Une nouvelle enquête a été ouverte par le Procureur de la République contre Apple concernant la réparabilité de ses appareils.

Cette enquête, confiée aux services de la DGCCRF, fait suite à une (nouvelle) plainte de l’association HOP (Halte à l’Obsolescence Programmée) qui reproche à la firme à la pomme sa pratique dite de « sérialisation »[1] laquelle aurait pour double conséquence de :

 

  • porter atteinte au droit à la réparation ;

  • empêcher le reconditionnement des smartphones et le développement de l’économie circulaire.

Qu'est ce que l'obsolescence programmée et la «sérialisation» ?

Qu’est-ce que la sérialisation ?

 

Cette pratique consiste à associer les numéros de série des composantes d’un produit (écran, batterie, caméra, etc..) à celui d’un Iphone via des micro-puces.

 

En quoi pose-t-elle problème ?

 

Lorsque des Iphone sont réparés via des revendeurs non-agréés (ne bénéficiant pas de l’accès aux pièces d’origine manufacturées dans les usines d’Apple, mais utilisant des pièces dites génériques), certains dysfonctionnements se déclareraient lors de mises à jour du système d’exploitation IOS.

 

Or, selon l’association HOP :

 

« les dysfonctionnements constatés de manière répétée, sans information, et sans solution apportée au consommateur ou au réparateur, ne sont pas de simples « bugs ». Ils visent à désavantager la réparation indépendante ou le reconditionnement, au profit de la vente de smartphones neufs ou de la réparation captive, à des prix souvent dissuasifs pour le consommateurs »[2].

 

Ainsi, cette pratique :

 

  • Restreindrait les possibilités de réparation des réparateurs non agréés ;

  • Permettrait, à distance, d’accélérer la dégradation des smartphones réparés hors du réseau agréé (avec des pièces génériques).

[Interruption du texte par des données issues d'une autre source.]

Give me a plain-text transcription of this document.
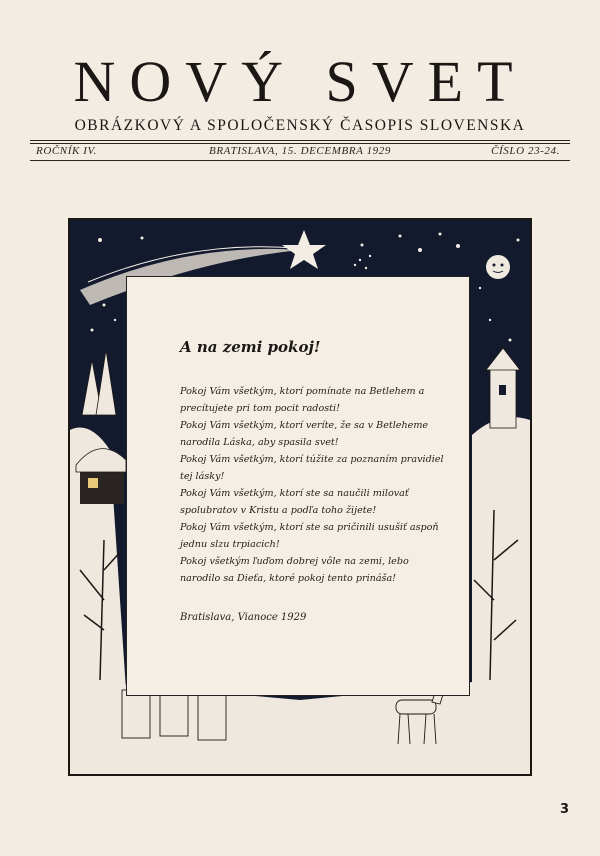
NOVÝ SVET
OBRÁZKOVÝ A SPOLOČENSKÝ ČASOPIS SLOVENSKA
ROČNÍK IV.	BRATISLAVA, 15. DECEMBRA 1929	ČÍSLO 23-24.
A na zemi pokoj!
Pokoj Vám všetkým, ktorí pomínate na Betlehem a precítujete pri tom pocit radosti!
Pokoj Vám všetkým, ktorí veríte, že sa v Betleheme narodila Láska, aby spasila svet!
Pokoj Vám všetkým, ktorí túžite za poznaním pravidiel tej lásky!
Pokoj Vám všetkým, ktorí ste sa naučili milovať spolubratov v Kristu a podľa toho žijete!
Pokoj Vám všetkým, ktorí ste sa pričinili usušiť aspoň jednu slzu trpiacich!
Pokoj všetkým ľuďom dobrej vôle na zemi, lebo narodilo sa Dieťa, ktoré pokoj tento prináša!
Bratislava, Vianoce 1929
3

Obsolescence programmée : quels risques ?

Selon l’association HOP, de telles pratiques :

 

  • Constitueraient des pratiques commerciales trompeuses en raison du défaut d’information des consommateurs des conséquences associées à la réparation d’un téléphone via des pièces génériques;

  • Entreraient dans le cadre des nouveaux délits assimilés à l’obsolescence programmée créé par la loi n° 2020-105 du 10 février 2020 relative à la lutte contre le gaspillage et l’économie circulaire.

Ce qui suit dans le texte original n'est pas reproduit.